As for me, I believed in evolution because of the way it's presented: It happened, and that's all there is to it. Everywhere you go, everything you read or hear, whenever origins of life are discussed, evolution is presented as an unassailable fact. Well, I listened to some Creationist speakers, read their material — and asked my own questions. So, I rejected evolutionism (it's a belief system, you see) on scientific grounds and credibility. Now the boys want me to explain myself in writing about the "credibility" part. I'd normally tell them to shut up and get back to work, but this is something I wanted to get into anyway.

Credibility is something that presents itself as believable. Does it make sense? When someone constantly tells lies, they are no longer credible, and you can't trust them. When something is presented with reason, logic, examples and proof, it becomes credible and you believe it. Part of what happens is that you mix in your own learning, thinking and experiences, and then decide if you can believe something or someone.

Evolution is presented as a fact. (This is interesting because the arrogant atheist jumps on the chance to disbelieve in a creator and still have an explanation for the existence of life.) More than this, it's presented as a law of the universe. There is a book called The Wisdom of Evolution. I haven't bothered to waste the time to read it, but the title fits in with the way so many people who are brainwashed into the evolutionism belief system will act: Evolution itself becomes a conscious entity; evolution is a substitute for God!

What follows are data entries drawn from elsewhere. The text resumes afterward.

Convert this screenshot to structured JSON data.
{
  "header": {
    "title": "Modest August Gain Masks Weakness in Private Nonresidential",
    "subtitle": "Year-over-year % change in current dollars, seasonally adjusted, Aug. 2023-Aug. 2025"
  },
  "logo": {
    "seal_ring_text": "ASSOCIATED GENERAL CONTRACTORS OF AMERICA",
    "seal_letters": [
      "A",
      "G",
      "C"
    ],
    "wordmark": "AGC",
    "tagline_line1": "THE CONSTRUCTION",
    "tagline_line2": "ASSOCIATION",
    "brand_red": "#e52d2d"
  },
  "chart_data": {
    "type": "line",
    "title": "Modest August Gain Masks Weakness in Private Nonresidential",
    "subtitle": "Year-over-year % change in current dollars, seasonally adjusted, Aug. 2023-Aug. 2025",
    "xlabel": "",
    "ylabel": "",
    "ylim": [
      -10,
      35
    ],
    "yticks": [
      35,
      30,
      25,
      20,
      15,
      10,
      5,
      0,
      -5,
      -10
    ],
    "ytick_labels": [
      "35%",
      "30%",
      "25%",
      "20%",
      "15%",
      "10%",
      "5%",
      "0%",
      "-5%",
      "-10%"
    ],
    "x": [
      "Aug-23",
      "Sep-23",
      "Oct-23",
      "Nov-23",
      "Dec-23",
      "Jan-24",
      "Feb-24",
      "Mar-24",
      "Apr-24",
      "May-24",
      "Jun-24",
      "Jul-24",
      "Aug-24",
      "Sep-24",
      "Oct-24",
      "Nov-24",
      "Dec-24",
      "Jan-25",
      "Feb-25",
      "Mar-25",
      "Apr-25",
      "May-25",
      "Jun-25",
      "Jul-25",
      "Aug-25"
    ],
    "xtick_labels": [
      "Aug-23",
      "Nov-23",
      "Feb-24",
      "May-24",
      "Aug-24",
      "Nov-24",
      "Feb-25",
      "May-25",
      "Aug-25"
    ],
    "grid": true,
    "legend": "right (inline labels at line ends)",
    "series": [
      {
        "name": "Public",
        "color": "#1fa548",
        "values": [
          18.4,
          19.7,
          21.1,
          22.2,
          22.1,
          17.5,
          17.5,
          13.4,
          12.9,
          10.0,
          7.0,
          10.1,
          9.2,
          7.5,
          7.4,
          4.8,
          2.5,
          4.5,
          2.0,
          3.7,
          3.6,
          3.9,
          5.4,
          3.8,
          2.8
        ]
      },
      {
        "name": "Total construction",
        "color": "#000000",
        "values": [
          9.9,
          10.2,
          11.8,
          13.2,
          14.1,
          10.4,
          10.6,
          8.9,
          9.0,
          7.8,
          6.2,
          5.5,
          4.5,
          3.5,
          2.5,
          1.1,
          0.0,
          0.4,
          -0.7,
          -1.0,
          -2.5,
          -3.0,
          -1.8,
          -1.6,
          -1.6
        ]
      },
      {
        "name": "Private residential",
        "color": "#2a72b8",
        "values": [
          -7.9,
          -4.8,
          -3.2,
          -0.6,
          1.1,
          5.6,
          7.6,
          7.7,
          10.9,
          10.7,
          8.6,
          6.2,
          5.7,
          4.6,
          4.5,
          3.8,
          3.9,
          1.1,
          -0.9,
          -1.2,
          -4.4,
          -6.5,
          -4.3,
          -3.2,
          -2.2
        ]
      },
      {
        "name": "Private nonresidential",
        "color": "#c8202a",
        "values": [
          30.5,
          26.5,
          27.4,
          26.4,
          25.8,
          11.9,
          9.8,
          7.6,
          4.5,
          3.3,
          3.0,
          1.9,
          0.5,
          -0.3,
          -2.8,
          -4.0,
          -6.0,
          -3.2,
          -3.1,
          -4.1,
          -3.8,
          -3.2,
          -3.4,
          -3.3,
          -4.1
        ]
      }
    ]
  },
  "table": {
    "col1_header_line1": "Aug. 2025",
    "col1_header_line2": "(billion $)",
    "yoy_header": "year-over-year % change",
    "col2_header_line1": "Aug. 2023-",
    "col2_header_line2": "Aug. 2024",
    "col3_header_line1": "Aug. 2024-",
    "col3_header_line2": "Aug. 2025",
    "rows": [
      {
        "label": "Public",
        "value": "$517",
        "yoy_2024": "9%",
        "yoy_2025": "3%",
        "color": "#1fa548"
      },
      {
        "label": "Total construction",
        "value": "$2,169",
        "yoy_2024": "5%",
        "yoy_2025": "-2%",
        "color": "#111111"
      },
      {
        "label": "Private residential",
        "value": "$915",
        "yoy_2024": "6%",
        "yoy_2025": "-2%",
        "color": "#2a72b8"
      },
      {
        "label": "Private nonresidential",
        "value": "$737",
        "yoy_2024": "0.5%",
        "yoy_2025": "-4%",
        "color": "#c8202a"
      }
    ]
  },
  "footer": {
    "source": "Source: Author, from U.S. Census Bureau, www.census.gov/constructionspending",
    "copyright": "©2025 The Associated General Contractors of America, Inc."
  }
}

"Look how evolution equipped the gorilla...evolution gradually gave this animal the ability..." and so on, and so on. Not only is it an intelligent force for these people, but, in their faith, they accept it as fact.

Well, my knowledge of laws of the universe is that a law always acts the same way. For instance, when you drop a rock, it always falls down. It doesn't stay put or fall sideways unless there's some unusual circumstance that actively affects it. Capice?

When you look at nature, you see diversity. If evolution was a law of nature, there would be a heckuva lot more consistency. Different animals have different ways of coping or adapting. Some have fantastic eyesight, some detect vibrations, some have tremendous hearing while others are stone deaf.

I think that the Creator also has a sense of humor. The Duck-billed Platypus is hard to classify, so scientists called it a monotreme. It lays eggs, swims, detects electrical impulses, gives milk like a mammal, burrows in the ground — that's one weird beastie!

I have to shorten this up, but you get the jist of it. When I look around, I see holes in evolutionism and plenty of support for Intelligent Design. To believe in evolutionism, I have to suspend my disbelief, my common sense, my learning and my thinking ability. Sorry, guys, I can't accept your faith in the fake god of evolutionism. It's just not consistent. And very inefficient.

My own faith is based on reason and the ability to think, despite what evolutionists claim about it. Now, you can use your own thinking abilities and common sense. Ask questions of the established evolutionary orthodoxy, do research and get the Creationist side of the story.